13       Letztlich macht der Revisionswerber für die Zulässigkeit seiner Revision noch als Abweichung von der Rechtsprechung des Verwaltungsgerichtshofes geltend, dass fehlende Unbescholtenheit nicht mit dem Erschwerungsgrund einer (einschlägigen) Vorstrafe gleichzusetzen sei (Hinweis auf VwGH 15.10.1987, 87/02/0115).
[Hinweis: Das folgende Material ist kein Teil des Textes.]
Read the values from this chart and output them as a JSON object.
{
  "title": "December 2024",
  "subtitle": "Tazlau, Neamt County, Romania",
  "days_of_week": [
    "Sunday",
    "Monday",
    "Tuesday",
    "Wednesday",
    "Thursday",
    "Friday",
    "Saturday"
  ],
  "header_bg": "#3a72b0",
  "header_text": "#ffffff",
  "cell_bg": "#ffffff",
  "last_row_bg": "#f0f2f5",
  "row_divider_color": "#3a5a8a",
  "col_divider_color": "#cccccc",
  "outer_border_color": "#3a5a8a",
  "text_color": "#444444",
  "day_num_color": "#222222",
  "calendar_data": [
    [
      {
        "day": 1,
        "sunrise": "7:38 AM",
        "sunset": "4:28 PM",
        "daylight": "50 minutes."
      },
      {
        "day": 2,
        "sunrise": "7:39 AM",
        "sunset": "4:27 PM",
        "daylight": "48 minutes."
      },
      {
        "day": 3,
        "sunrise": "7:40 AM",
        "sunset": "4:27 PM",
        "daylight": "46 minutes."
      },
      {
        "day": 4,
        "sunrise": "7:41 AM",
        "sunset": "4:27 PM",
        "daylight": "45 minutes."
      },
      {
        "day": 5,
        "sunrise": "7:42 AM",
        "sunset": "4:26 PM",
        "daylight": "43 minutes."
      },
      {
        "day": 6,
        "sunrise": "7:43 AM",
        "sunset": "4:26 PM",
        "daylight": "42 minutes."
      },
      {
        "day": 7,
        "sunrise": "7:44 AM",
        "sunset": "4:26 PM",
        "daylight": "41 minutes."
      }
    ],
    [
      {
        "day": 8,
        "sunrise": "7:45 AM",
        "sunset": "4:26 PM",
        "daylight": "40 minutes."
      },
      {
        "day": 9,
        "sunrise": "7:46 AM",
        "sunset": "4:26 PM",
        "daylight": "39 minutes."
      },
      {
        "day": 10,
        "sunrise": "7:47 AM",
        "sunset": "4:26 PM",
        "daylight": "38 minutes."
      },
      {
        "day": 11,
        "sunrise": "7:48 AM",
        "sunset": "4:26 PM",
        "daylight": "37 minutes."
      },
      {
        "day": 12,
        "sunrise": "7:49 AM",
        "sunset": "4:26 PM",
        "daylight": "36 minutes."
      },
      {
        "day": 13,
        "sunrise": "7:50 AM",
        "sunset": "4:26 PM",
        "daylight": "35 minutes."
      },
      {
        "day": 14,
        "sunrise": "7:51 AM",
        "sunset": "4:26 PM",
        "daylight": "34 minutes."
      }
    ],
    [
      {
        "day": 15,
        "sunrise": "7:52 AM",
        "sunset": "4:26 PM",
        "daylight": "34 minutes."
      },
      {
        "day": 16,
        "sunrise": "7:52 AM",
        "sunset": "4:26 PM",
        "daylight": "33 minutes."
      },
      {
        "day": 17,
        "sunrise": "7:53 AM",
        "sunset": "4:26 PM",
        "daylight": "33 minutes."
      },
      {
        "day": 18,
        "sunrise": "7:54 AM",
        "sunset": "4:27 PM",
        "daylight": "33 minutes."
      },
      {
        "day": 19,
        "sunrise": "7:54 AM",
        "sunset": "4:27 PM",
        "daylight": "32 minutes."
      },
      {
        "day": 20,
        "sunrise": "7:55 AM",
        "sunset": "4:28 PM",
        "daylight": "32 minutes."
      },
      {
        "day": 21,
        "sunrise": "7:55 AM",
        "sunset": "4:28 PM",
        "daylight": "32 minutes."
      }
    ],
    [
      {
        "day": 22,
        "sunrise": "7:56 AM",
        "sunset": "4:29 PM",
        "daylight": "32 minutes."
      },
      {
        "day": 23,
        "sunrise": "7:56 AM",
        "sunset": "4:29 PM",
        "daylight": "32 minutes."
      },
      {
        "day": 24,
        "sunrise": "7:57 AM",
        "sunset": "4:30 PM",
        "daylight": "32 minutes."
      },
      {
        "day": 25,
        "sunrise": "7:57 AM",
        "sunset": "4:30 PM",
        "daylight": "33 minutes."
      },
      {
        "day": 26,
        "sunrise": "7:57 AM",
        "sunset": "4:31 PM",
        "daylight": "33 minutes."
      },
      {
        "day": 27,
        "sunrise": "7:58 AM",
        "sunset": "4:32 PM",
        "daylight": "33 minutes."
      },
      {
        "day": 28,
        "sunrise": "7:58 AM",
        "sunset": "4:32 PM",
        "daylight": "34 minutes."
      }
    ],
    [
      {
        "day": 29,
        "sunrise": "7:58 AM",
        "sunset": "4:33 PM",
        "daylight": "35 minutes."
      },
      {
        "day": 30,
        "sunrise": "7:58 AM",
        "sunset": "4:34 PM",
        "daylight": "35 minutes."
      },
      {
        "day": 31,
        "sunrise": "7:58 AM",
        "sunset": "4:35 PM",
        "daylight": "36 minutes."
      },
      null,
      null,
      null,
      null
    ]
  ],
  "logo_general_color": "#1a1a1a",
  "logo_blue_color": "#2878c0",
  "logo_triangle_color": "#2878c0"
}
14       Bei der Strafbemessung handelt es sich um eine einzelfallbezogene Abwägung, die im Allgemeinen keine grundsätzliche Rechtsfrage darstellt (vgl. beispielsweise VwGH 9.6.2017, Ra 2017/02/0018, mwN). Nach der Rechtsprechung des Verwaltungsgerichtshofes kann eine falsche oder fehlende Feststellung über die Unbescholtenheit nicht mit Erfolg ins Treffen geführt werden, wenn die Strafe im Hinblick auf die Schwere der Übertretung angemessen ist und Gründe der Spezialprävention gegen eine Herabsetzung sprechen (vgl. VwGH 13.2.1991, 91/03/0014, mwN). Inwiefern die über den Revisionswerber verhängte Strafe weiter zu reduzieren wäre, stellt die Revision nicht dar, sodass die Revision nicht von der aufgezeigten Rechtsfrage abhängt.

15       In der Revision werden sohin keine Rechtsfragen aufgeworfen, denen im Sinne des Art. 133 Abs. 4 B-VG grundsätzliche Bedeutung zukäme. Die Revision war daher zurückzuweisen.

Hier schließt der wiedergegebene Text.